Confirming the pivoting of deliveries, OPay team said that “the company is pivoting its two-wheeler services into the delivery business which will have B2B and B2C models. Commercial bikes in Lagos is only a minor part of our overall ORide business, all throughout Nigeria – so while we suffered a loss like other ride-sharing platforms, it is relatively minor.”
“OPay has been struggling especially since the ban on motorcycles in Lagos. OPay has laid off up to 70 percent including local and Chinese employees. Some of the bikes are now into deliveries, but it’s not a big space for business compared to ride-hailing,” the source said. OPay did not immediately respond to queries for comments.
As per an email statement sent to WeeTracker, OPay said that due to the government ban laid in February this year, they were forced to lay off some members from ORide business. The email claimed that the lay off was not massive and “way less than 70%”, but did not give the exact percentage of staff that was let go.
Another source confirmed to WeeTracker that the local person in charge of the ORide (Ridwan Olalere), has jumped ship and joined Uber Nigeria. To support this claim, Olalere’s LinkedIn profile does reflect that he exited the company in February 2020, though there’s nothing about Uber as of yet.
Interestingly, when OPay first kickstarted what many described as the “OPaycalypse” last year, it was reported that the startup poached up to 13 of its executives from top tech firms. But now it seems OPay is on the receiving end.
Besides the departure of the former ORide director, OPay is known to have already lost several senior managers. Moses Nmor, who formerly led sales and business development at OPay, was poached by fintech startup, Fairmoney, in December 2019. Chukwudi Enyi, OPay’s Senior Marketing Manager since 2018, also left the company for Fairmoney in March. Moriam Durosinmi-Etti joined OPay in June 2019 to lead the company’s Government Relations and Partnerships role. She left the job in January.
Additionally, WeeTracker gathered from sources that Opera’s chairman and CEO, Yahui Zhou — who has led the company since 2016 when Opera was acquired for USD 600 Mn by a consortium of Chinese investors — is currently running OPay himself.

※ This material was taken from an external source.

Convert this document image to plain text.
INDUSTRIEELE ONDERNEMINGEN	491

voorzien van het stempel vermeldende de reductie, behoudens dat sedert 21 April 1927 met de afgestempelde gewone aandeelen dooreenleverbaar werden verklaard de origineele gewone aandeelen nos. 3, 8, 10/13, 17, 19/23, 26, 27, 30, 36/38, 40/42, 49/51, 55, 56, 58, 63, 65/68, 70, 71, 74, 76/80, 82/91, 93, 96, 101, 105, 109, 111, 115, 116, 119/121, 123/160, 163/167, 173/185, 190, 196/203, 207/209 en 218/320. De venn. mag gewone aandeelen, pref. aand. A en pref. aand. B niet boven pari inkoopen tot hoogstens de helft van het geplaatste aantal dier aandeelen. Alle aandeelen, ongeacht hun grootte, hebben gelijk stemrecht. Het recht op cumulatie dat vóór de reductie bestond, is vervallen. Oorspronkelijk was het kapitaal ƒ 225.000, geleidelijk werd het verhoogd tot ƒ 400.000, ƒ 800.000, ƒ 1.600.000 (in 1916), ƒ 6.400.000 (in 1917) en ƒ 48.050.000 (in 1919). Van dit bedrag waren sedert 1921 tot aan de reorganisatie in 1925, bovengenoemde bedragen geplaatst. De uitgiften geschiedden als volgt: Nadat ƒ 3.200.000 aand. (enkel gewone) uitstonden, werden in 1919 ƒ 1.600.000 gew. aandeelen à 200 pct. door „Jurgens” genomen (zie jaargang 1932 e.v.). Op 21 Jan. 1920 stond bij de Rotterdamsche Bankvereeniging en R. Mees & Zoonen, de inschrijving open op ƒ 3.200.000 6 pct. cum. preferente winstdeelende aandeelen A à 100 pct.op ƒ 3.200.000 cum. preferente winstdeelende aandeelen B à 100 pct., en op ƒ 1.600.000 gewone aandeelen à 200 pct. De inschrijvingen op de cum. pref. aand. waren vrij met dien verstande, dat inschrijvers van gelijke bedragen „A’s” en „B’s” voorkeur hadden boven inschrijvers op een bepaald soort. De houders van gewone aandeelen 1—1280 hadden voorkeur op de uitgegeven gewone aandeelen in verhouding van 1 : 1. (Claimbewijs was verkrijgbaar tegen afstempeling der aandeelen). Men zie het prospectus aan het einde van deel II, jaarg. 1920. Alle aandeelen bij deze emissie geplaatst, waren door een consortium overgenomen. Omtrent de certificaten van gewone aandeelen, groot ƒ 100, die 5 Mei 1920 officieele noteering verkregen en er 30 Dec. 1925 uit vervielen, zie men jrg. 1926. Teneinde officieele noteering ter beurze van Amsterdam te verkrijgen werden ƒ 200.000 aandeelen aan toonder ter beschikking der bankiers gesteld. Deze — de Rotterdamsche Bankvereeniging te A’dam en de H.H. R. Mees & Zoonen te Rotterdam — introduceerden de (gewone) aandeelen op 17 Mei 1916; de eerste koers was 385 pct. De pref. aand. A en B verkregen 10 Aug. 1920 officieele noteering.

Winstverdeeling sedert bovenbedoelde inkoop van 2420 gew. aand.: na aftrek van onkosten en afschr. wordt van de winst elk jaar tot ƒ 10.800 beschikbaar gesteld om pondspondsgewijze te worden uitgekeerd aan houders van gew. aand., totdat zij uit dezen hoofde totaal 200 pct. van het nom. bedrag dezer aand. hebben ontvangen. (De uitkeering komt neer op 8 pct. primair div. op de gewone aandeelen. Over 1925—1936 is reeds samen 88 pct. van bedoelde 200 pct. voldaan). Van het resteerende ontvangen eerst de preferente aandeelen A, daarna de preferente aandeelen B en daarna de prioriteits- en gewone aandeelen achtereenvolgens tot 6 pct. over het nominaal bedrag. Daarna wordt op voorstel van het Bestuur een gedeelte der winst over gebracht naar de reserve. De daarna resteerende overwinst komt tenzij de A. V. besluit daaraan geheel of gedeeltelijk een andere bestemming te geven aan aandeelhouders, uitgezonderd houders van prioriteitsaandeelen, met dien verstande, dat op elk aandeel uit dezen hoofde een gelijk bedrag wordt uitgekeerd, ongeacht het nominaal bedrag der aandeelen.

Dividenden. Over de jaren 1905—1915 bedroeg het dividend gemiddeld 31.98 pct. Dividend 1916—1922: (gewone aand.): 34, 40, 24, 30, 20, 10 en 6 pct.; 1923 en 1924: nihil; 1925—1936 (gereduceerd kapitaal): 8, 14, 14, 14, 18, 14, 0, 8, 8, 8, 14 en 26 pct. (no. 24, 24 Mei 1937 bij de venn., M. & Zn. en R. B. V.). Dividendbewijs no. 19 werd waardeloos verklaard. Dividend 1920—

The OPay team, in the email, confirms that “Opera’s chairman and CEO, Yahui Zhou, has indeed resigned from his role of chairman from the conglomerate Kunlun group he has founded, to focus more on OPay. Since 2018 when OPay raised a total of $190Mn from its investors, Mr Zhou has committed himself to focus on OPay. But overall, OPay is directly run by a management team, including CEO Fan Xia and country manager Ini Akpan.”

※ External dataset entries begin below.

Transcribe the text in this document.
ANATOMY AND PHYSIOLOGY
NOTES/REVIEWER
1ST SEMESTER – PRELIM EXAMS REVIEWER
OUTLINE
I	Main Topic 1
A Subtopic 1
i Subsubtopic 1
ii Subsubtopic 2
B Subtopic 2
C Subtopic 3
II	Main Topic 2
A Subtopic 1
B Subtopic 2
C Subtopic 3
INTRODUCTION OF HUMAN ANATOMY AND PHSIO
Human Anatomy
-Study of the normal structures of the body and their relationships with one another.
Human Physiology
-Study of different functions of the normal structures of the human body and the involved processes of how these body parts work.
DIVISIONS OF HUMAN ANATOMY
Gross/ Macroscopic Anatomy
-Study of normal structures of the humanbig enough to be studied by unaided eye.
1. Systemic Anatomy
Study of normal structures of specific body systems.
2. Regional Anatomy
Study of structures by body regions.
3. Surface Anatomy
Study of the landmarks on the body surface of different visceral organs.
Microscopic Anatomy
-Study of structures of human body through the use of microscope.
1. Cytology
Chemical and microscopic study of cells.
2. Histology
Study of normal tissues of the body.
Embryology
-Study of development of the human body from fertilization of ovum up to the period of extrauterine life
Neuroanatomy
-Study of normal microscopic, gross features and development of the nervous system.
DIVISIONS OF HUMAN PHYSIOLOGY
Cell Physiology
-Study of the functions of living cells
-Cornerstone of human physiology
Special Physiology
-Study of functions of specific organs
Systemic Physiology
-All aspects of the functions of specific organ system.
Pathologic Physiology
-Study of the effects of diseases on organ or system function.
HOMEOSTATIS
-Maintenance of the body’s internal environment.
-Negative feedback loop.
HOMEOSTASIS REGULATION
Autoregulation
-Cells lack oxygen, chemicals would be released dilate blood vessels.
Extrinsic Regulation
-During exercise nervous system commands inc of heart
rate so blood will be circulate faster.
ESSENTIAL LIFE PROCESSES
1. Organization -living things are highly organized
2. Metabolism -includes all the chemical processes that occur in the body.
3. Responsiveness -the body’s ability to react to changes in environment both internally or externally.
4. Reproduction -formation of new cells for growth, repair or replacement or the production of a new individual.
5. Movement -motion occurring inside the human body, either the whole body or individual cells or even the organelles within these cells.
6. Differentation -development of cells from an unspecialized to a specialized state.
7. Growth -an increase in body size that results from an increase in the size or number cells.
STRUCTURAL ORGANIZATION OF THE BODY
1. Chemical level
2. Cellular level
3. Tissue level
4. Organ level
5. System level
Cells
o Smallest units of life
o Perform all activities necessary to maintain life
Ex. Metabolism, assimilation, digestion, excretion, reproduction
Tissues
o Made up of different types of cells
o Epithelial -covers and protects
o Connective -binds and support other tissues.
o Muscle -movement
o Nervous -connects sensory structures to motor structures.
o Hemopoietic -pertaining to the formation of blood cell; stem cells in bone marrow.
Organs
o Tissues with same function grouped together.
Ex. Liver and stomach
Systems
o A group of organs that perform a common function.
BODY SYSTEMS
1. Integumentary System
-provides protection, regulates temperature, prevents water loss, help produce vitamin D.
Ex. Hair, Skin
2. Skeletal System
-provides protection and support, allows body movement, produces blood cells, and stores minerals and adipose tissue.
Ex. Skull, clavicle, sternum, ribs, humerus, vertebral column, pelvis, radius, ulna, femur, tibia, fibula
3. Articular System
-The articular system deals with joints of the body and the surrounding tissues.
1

Also, OPay is now looking to pivot from being a solely consumer-facing company. Sources tell us that OPay now wants to explore e-commerce and SME services like working capital financing.

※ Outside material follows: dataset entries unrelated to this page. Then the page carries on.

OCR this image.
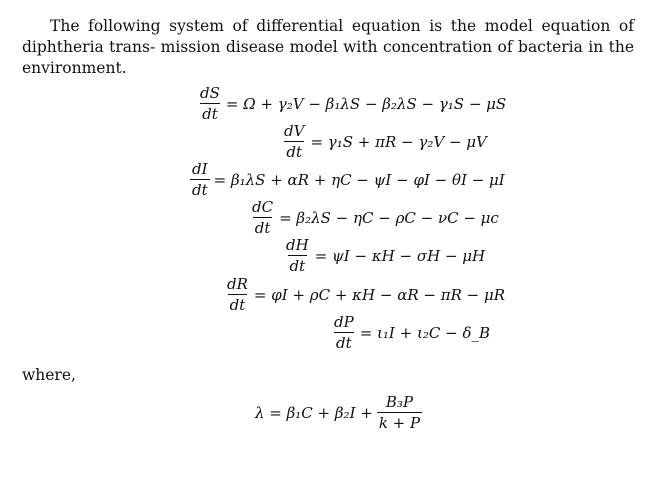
The following system of differential equation is the model equation of diphtheria trans- mission disease model with concentration of bacteria in the environment.

$\frac{dS}{dt} = \Omega + \gamma_2V - \beta_1\lambda S - \beta_2\lambda S - \gamma_1S - \mu S$
$\frac{dV}{dt} = \gamma_1S + \pi R - \gamma_2V - \mu V$
$\frac{dI}{dt} = \beta_1\lambda S + \alpha R + \eta C - \psi I - \varphi I - \theta I - \mu I$
$\frac{dC}{dt} = \beta_2\lambda S - \eta C - \rho C - \nu C - \mu c$
$\frac{dH}{dt} = \psi I - \kappa H - \sigma H - \mu H$
$\frac{dR}{dt} = \varphi I + \rho C + \kappa H - \alpha R - \pi R - \mu R$
$\frac{dP}{dt} = \iota_1I + \iota_2C$ − δ_B

where,

$\lambda = \beta_1C + \beta_2I + \frac{\text{B₃P}}{k + P}$
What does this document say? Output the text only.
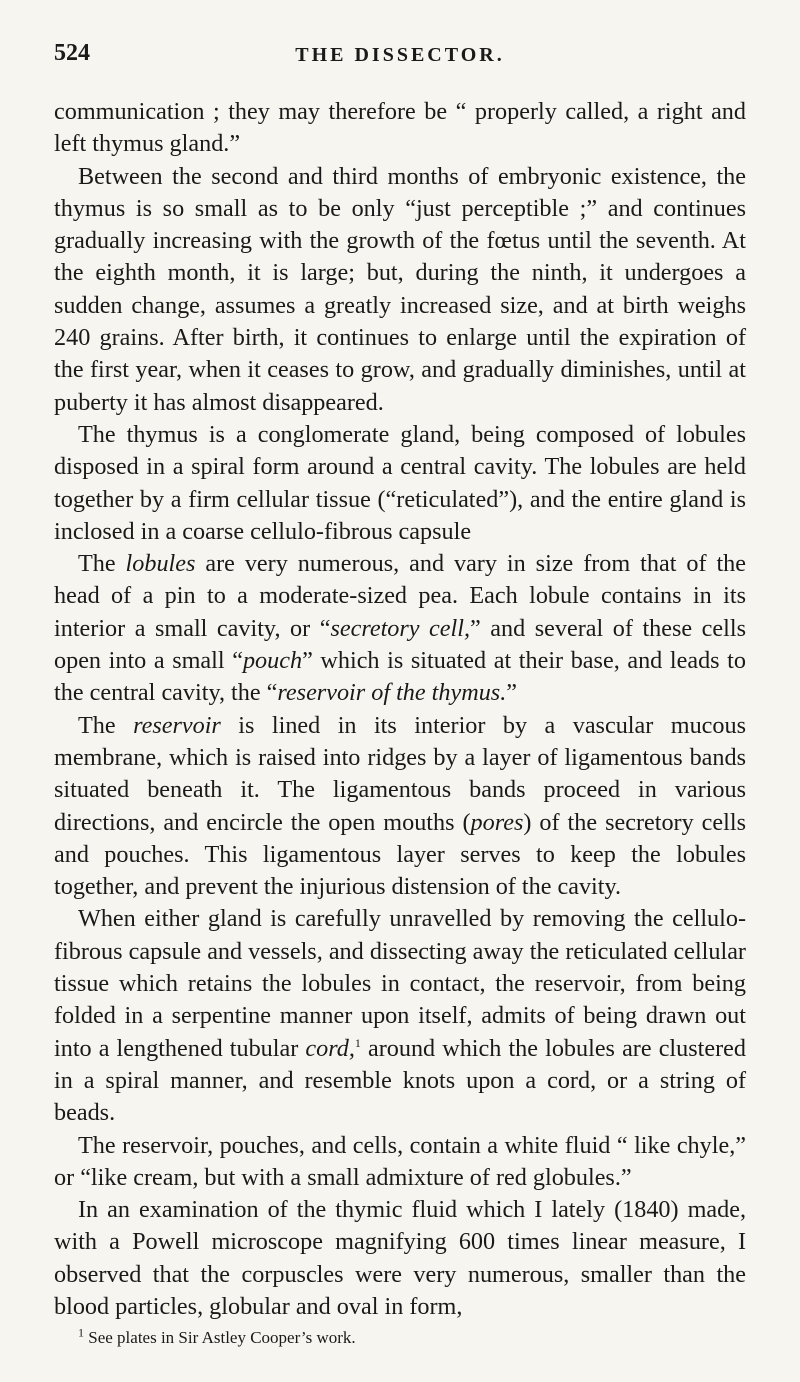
524	THE DISSECTOR.

communication ; they may therefore be “ properly called, a right and left thymus gland.”

Between the second and third months of embryonic existence, the thymus is so small as to be only “just perceptible ;” and continues gradually increasing with the growth of the fœtus until the seventh. At the eighth month, it is large; but, during the ninth, it undergoes a sudden change, assumes a greatly increased size, and at birth weighs 240 grains. After birth, it continues to enlarge until the expiration of the first year, when it ceases to grow, and gradually diminishes, until at puberty it has almost disappeared.

The thymus is a conglomerate gland, being composed of lobules disposed in a spiral form around a central cavity. The lobules are held together by a firm cellular tissue (“reticulated”), and the entire gland is inclosed in a coarse cellulo-fibrous capsule

The lobules are very numerous, and vary in size from that of the head of a pin to a moderate-sized pea. Each lobule contains in its interior a small cavity, or “secretory cell,” and several of these cells open into a small “pouch” which is situated at their base, and leads to the central cavity, the “reservoir of the thymus.”

The reservoir is lined in its interior by a vascular mucous membrane, which is raised into ridges by a layer of ligamentous bands situated beneath it. The ligamentous bands proceed in various directions, and encircle the open mouths (pores) of the secretory cells and pouches. This ligamentous layer serves to keep the lobules together, and prevent the injurious distension of the cavity.

When either gland is carefully unravelled by removing the cellulo-fibrous capsule and vessels, and dissecting away the reticulated cellular tissue which retains the lobules in contact, the reservoir, from being folded in a serpentine manner upon itself, admits of being drawn out into a lengthened tubular cord,$^1$ around which the lobules are clustered in a spiral manner, and resemble knots upon a cord, or a string of beads.

The reservoir, pouches, and cells, contain a white fluid “ like chyle,” or “like cream, but with a small admixture of red globules.”

In an examination of the thymic fluid which I lately (1840) made, with a Powell microscope magnifying 600 times linear measure, I observed that the corpuscles were very numerous, smaller than the blood particles, globular and oval in form,

$^1$ See plates in Sir Astley Cooper’s work.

Indeed, on March 31, the company quietly released two new e-commerce products: OMall and OTrade. While OMall is understood to be purely an e-commerce platform not unlike Jumia, not much is known about OTrade at the moment. Other new products like its savings product, FlexiFixed, and its smartphone business, Olla, haven’t quite gathered momentum either.
[Opay team responded to the claims gathered by WeeTracker sources on the points pertaining to the percentage of laid-off staff, Chinese staff stuck in Nigeria, management responsible for running OPay in Nigeria and the company’s stance on its new programmes/products. OPay’s responses have been added to the story after each claim.]